Softmax Activation Function: Softmax is mainly used in the output layer. Calculates the probability that the input belongs to a particular class. This is calculated by generating values between 0 and 1 with a probabilistic interpretation. It is mathematically expressed as in Eq. (1). The input vector x is a real number and consequently, a probability result p is produced [12, 13].

$$p = \left( \begin{gathered} p_1 \hfill \\ \vdots \hfill \\ p_n \hfill \\ \end{gathered} \right),p_i = \frac{{e^{x_i } }}{{\sum_{j = 1}^n {e^{x_j } } }}$$
(1)

2.2 Model Implementation and Performance Analysis

The model has been implemented with the Python programming language version 3.7 and using the Keras deep learning library [15]. The dataset that used in the study has been divided into two groups as train and test datasets. The rate is 75–25%. First of all, the images are adjusted to a fixed size. Images have been rearranged in 224 × 224 size and thus it has aimed to achieve more effective results. Two different models proposed that based on CNN and VGG architectures have been designed.

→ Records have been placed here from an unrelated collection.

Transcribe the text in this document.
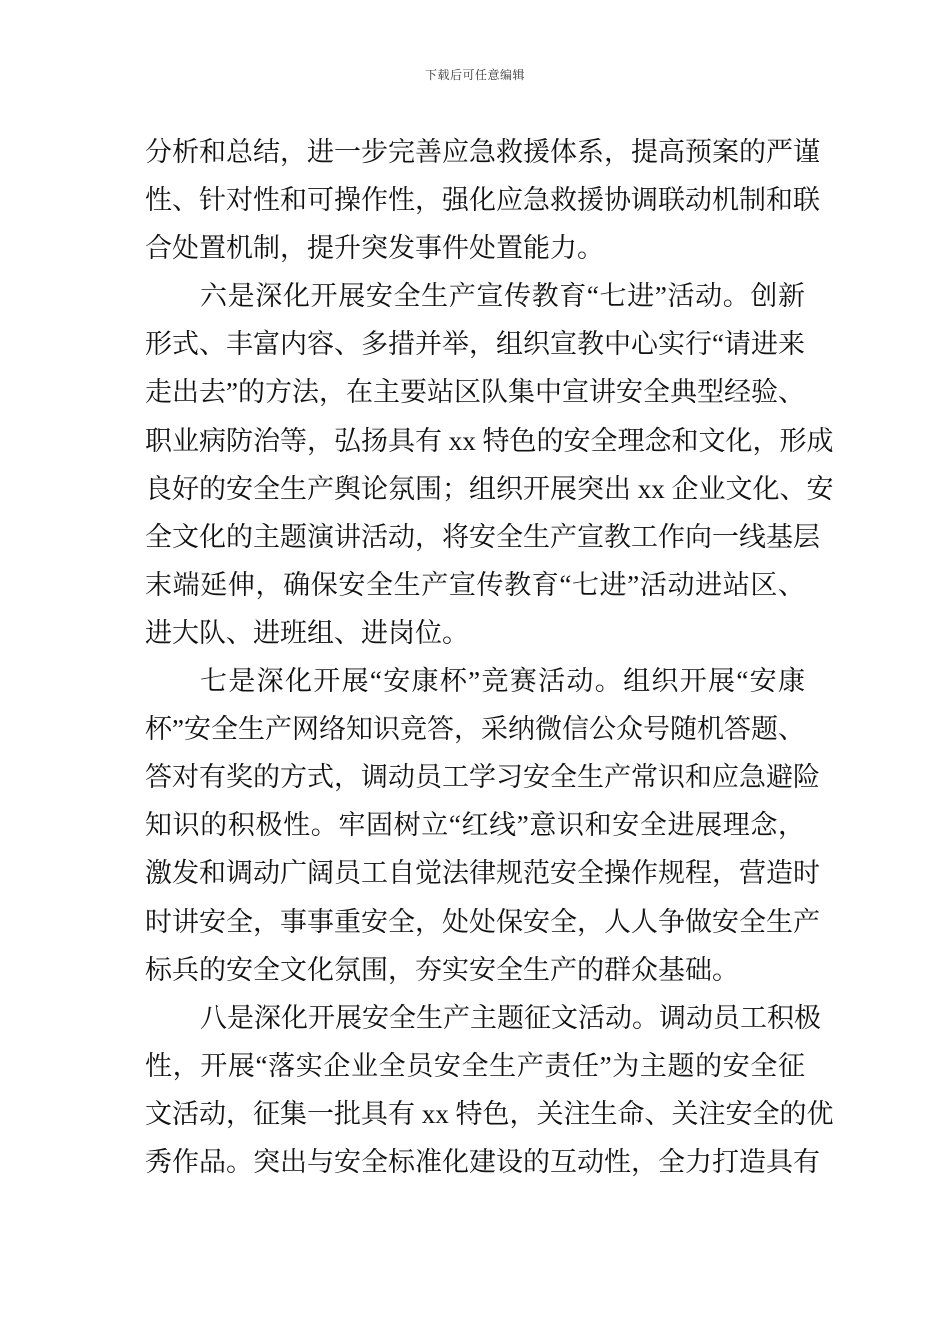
下载后可任意编辑
分析和总结，进一步完善应急救援体系，提高预案的严谨
性、针对性和可操作性，强化应急救援协调联动机制和联
合处置机制，提升突发事件处置能力。
六是深化开展安全生产宣传教育“七进”活动。创新
形式、丰富内容、多措并举，组织宣教中心实行“请进来
走出去”的方法，在主要站区队集中宣讲安全典型经验、
职业病防治等，弘扬具有 xx 特色的安全理念和文化，形成
良好的安全生产舆论氛围；组织开展突出 xx 企业文化、安
全文化的主题演讲活动，将安全生产宣教工作向一线基层
末端延伸，确保安全生产宣传教育“七进”活动进站区、
进大队、进班组、进岗位。
七是深化开展“安康杯”竞赛活动。组织开展“安康
杯”安全生产网络知识竞答，采纳微信公众号随机答题、
答对有奖的方式，调动员工学习安全生产常识和应急避险
知识的积极性。牢固树立“红线”意识和安全进展理念，
激发和调动广阔员工自觉法律规范安全操作规程，营造时
时讲安全，事事重安全，处处保安全，人人争做安全生产
标兵的安全文化氛围，夯实安全生产的群众基础。
八是深化开展安全生产主题征文活动。调动员工积极
性，开展“落实企业全员安全生产责任”为主题的安全征
文活动，征集一批具有 xx 特色，关注生命、关注安全的优
秀作品。突出与安全标准化建设的互动性，全力打造具有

Layer information and the number of parameters for presented models have been created as shown in Table 12.

Table 1 Model 1 Parameters
Table 2 Model 2 Parameters

Model performances have been measured after training with two different models. According to the performance results, since the success rate in model 2 is higher and the loss function is closer to the value of zero, a better classification result has been obtained compared to model 1. As a result, a classification performance result of 92% in model 2 and 85% in model 1 has been obtained. It has been observed that model 2 with a result closer to 0 is more effective. As the performance values obtained from these models, accuracy and loss function graphs have obtained for 50 epochs as in Table 3. Only the accuracy criterion does not give sufficient results in cases where there are unbalanced data sets [14], thus accuracy, precision, and recall values have also been observed as other performance metrics in Table 4.

Table 3 Accuracy and loss rates
Table 4 Precision and Recall Metrics

TP (True positive): Correct detection of the tumor image.

FP (False positive): Incorrect detection of the healthy image.

TN (True negative): Correct detection of the healthy image.

FN (False negative): False detection of the tumor image.

Precision rate (P) = TP / (TP + FP).

Recall rate (R) = TP / (TP + FN).

3 Conclusion

In this study, the performance performances of CNN- and VGG-based proposed models for tumor detection through MRI images, which are frequently used in health care, in classification have been evaluated. The number of convolutional layers, dataset quality, number of epochs can be among the main criteria that can affect the success of the model during training. The number of patient samples may be limited in the training set and thus this situation may lead to over-learning. It has been observed that better results can be obtained with a limited number of images with the VGG-based model, which has a pre-trained architecture for such cases. As a result, it has been observed that pre-trained VGG-based models have high applicability in the health field where data acquisition is limited even if they are trained with objects with different characteristics. It has been observed that the learned features during training can be transferred with high accuracy on different models and it makes such models a viable option for classification problems in the healthcare field.